Gregg Henry was familiar with Canadian playwright Morris Panych, exposed for the first time through a 2002 staging of his "Vigil" at Studio Theater in D.C. While in Toronto a few years ago, he purchased a number of plays to read; one of them was another Panych work titled "Girl in the Goldfish Bowl," a darkly comic family drama set during the Cuban Missile Crisis.
"Its sense of humor was wicked and wonderful at the same time. The situation was kind of painfully human but essentially absurd," said Henry. "I was drawn to it."
He was floored when Carolyn Griffin, producing artistic director for MetroStage, asked him to consider directing "Goldfish" this season. It wasn’t until Henry read the play again that he realized why the material spoke to him so powerfully.
"I suddenly realized that my mother left my father in 1962; the spring before the Cuban Missile Crisis. That gave it sort of a personal impact," he said.
Henry didn’t have a memory of it, but soon combed through old photographs to reconstruct those memories — such as one that featured him with his mother on a dock, not unlike the type found in the fictional shore village where the play is set.
Henry said for a play as emotionally and tonally intense as "Girl in the Goldfish Bowl," having that personal connection is essential for a director and his performers.
"Any play that’s about more than simply the lowest common denominator…if you don’t have a reason inside for doing the play, than you shouldn’t be doing the play."
"GIRL IN THE GOLDFISH BOWL" opened Sept. 13 at MetroStage, 1201 North Royal Street, and will run through Oct. 15. Performances are Wednesday, Thursday, Friday and Saturday at 8 p.m., and on Sunday at 3 and 7 p.m. Tickets are $35-40; call 703-548-9044 or visit www.metrostage.org for ticket information.
Griffin said this is the U.S. premiere for Panych’s play, made possible in part by the support of the Canadian Embassy and the Alexandria and Virginia Commissions for the Arts.
It’s also made possible through the talents of actress Susan Lynskey, who plays Iris — an adult actress playing a 10-year-old girl, the main character in the play.
"It’s liberating," said Lynskey, a Helen Hayes Award nominee for her performance in Laramie Project at Olney Theater, on portraying Iris. "The character is so inquisitive and so smart, so wise beyond her years. It’s a combination of the wisdom of a 30-year-old and the hope of a 10-year old."
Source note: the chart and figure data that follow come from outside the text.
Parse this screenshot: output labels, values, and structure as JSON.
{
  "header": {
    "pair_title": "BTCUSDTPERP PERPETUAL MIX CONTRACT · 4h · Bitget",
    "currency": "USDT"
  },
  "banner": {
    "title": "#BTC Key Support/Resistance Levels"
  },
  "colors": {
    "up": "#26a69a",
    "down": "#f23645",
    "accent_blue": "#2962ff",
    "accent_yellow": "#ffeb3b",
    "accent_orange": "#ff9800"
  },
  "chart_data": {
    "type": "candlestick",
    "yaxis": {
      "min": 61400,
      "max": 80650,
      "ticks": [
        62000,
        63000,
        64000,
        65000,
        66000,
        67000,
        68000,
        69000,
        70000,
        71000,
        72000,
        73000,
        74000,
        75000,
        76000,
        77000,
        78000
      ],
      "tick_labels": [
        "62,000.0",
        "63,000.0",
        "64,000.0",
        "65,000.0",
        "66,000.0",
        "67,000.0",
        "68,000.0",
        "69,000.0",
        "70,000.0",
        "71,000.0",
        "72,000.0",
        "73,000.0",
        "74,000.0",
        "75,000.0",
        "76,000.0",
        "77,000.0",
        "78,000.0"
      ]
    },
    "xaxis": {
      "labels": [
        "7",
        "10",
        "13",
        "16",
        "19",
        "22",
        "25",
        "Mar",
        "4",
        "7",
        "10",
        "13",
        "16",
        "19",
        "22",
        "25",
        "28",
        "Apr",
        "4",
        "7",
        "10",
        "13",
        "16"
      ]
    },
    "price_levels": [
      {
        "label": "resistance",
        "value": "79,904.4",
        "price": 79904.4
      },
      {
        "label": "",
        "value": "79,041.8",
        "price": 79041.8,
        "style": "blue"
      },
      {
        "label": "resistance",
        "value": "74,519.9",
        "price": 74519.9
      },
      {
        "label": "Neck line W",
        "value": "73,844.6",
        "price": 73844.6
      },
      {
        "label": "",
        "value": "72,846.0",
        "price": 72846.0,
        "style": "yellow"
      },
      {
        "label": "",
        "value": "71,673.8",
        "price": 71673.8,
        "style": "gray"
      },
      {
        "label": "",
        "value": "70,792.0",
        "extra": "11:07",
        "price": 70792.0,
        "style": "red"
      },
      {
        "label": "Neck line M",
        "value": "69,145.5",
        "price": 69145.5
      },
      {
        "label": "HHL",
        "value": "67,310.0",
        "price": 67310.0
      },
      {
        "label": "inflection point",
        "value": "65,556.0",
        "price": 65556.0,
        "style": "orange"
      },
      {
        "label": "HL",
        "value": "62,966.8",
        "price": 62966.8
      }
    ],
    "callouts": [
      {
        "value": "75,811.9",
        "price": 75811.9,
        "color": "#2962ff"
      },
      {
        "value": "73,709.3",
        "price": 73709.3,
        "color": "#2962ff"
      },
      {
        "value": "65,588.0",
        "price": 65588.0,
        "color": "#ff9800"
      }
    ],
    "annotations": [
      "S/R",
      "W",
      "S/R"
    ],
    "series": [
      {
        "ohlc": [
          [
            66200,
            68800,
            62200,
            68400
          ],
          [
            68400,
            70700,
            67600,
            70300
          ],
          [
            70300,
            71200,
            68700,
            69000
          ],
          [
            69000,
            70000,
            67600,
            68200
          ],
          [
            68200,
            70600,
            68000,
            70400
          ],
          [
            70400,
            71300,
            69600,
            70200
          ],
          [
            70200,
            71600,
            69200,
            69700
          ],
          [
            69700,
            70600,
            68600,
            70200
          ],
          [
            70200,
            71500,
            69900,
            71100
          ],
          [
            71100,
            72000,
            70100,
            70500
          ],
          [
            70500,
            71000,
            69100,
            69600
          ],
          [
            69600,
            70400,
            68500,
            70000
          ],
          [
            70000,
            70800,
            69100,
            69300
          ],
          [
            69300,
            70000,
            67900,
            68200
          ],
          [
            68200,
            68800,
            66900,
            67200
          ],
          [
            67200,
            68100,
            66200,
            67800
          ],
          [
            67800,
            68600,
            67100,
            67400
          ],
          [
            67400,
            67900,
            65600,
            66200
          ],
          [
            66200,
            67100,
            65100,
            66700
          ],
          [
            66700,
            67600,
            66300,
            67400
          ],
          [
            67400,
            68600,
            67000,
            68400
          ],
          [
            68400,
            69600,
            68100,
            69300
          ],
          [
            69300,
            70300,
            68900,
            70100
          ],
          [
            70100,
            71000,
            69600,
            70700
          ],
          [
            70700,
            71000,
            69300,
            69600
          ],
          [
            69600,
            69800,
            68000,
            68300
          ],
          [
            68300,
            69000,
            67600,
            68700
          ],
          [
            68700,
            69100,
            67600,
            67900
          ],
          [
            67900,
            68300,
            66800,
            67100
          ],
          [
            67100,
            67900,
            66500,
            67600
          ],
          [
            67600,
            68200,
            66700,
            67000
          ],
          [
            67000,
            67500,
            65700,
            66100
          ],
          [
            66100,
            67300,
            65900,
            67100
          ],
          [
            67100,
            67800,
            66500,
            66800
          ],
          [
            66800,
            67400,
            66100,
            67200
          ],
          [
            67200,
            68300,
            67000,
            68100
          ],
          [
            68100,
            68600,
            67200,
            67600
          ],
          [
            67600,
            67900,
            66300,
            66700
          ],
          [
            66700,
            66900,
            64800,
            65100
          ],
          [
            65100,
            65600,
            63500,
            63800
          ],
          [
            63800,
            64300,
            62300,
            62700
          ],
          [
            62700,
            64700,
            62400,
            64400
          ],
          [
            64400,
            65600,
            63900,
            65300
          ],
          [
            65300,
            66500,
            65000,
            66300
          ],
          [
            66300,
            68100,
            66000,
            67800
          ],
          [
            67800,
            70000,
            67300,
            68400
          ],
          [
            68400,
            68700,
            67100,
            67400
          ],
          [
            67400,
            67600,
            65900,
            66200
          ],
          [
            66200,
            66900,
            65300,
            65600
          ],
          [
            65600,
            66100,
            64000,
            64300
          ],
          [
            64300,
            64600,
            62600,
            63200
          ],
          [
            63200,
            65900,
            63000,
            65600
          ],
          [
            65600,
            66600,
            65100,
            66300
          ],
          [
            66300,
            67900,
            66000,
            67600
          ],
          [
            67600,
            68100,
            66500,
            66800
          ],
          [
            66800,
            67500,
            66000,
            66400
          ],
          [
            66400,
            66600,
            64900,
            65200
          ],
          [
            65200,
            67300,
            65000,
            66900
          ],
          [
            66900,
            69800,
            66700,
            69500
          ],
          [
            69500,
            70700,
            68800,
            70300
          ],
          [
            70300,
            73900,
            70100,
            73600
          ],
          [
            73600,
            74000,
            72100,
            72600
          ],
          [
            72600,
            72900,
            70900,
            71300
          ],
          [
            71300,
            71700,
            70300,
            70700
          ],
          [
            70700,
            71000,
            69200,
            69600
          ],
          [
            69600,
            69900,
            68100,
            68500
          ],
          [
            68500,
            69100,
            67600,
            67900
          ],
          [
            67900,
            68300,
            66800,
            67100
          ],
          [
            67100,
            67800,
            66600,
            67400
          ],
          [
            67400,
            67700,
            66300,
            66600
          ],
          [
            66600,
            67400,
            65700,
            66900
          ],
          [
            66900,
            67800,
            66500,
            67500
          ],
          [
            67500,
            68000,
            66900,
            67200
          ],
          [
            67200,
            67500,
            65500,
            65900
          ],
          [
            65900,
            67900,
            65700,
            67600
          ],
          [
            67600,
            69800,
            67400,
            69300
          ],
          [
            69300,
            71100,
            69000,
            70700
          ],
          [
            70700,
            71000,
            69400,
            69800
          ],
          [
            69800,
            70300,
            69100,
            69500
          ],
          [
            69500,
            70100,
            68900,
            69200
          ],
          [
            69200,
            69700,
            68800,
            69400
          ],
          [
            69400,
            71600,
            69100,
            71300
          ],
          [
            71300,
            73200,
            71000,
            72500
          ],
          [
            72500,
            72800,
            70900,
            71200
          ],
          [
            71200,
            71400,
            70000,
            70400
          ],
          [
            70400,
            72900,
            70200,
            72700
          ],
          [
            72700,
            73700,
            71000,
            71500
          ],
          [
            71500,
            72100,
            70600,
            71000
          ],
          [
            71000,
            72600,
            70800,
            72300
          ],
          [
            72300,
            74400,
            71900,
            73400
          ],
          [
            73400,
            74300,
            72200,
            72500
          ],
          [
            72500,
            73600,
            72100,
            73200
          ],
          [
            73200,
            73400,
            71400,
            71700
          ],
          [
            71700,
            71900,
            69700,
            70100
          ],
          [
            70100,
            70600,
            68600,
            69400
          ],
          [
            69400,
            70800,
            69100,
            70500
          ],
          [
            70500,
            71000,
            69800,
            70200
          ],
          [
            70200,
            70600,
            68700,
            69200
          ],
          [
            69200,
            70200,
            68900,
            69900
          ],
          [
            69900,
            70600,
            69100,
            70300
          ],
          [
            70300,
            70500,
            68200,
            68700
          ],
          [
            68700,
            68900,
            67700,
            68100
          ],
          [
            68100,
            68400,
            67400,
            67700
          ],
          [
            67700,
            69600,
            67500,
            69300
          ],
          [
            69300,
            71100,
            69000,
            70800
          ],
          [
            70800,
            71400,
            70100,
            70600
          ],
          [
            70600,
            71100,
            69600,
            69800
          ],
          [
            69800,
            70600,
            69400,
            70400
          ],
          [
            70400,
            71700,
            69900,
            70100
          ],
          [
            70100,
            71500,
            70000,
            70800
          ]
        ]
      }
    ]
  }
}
As U.S. warships head to Havana, Iris’s parents are in a marital crisis and her pet goldfish — which she believes keeps the world on its axis — has died. On the day of its funeral, a mysterious man comes into the family’s life; a man Iris suspects could be a reincarnation of her expired pet.
That fantasy element combines with humor and bittersweet sadness for a work that shifts tones quickly.
"That’s what’s so attractive to me, and will be to audiences — it goes from genre to genre to genre, sometimes in the space of three or four minutes. Part of it’s a fairy tale, part of it’s pure farce; part of it is just devastating domestic tragedy," said Henry.
"The challenge is to let it go from one to another; to let it slide into whatever’s happening and fulfill what the playwright is looking to do."
HENRY SAID LYNSKEY is an asset, since her performance as Iris holds the show together. But the work of Kathleen Coons as her mother; Michael Russotto as the mysterious stranger; Bobby Ross as her father; and Susan Ross as a family friend named Rose is just as essential.
"It’s not so much about [Lynskey] holding the stage on her own, because she doesn’t have to do that. The other four are all very, very potent talents. When you see actors at this skill level playing off of each other, it’s like a great musical ensemble," said Henry. "Combined, they have over 100 years experience on stage. You know you can get out of their way."
Working with Henry are designers Nicholas Vaughan (set), John Burkland (lighting), Williams Burns (sound) and Deb Sivigny (costumes); Elaine Randolph is the Equity stage manager. The director said they’re staging a play that goes beyond usual family drama fare.
"I don’t like domestic dramas that you might see on TV just as you’d see them in the theater. I’m not interested in that kind of theater," said Henry.
Neither is Lynskey, who relishes the play’s shifts from comedy to drama to even some political commentary.
"On the event of the Cuban Missile Crisis, it has to be political," she said. "But it feels like the real atomic war is within the family. It sets up this relationship that’s exploding. You have the world in crisis, a family in crisis, and this child trying to keep it all together, looking for the one thing that maybe could.
"How absurd is it that a goldfish could save the world?"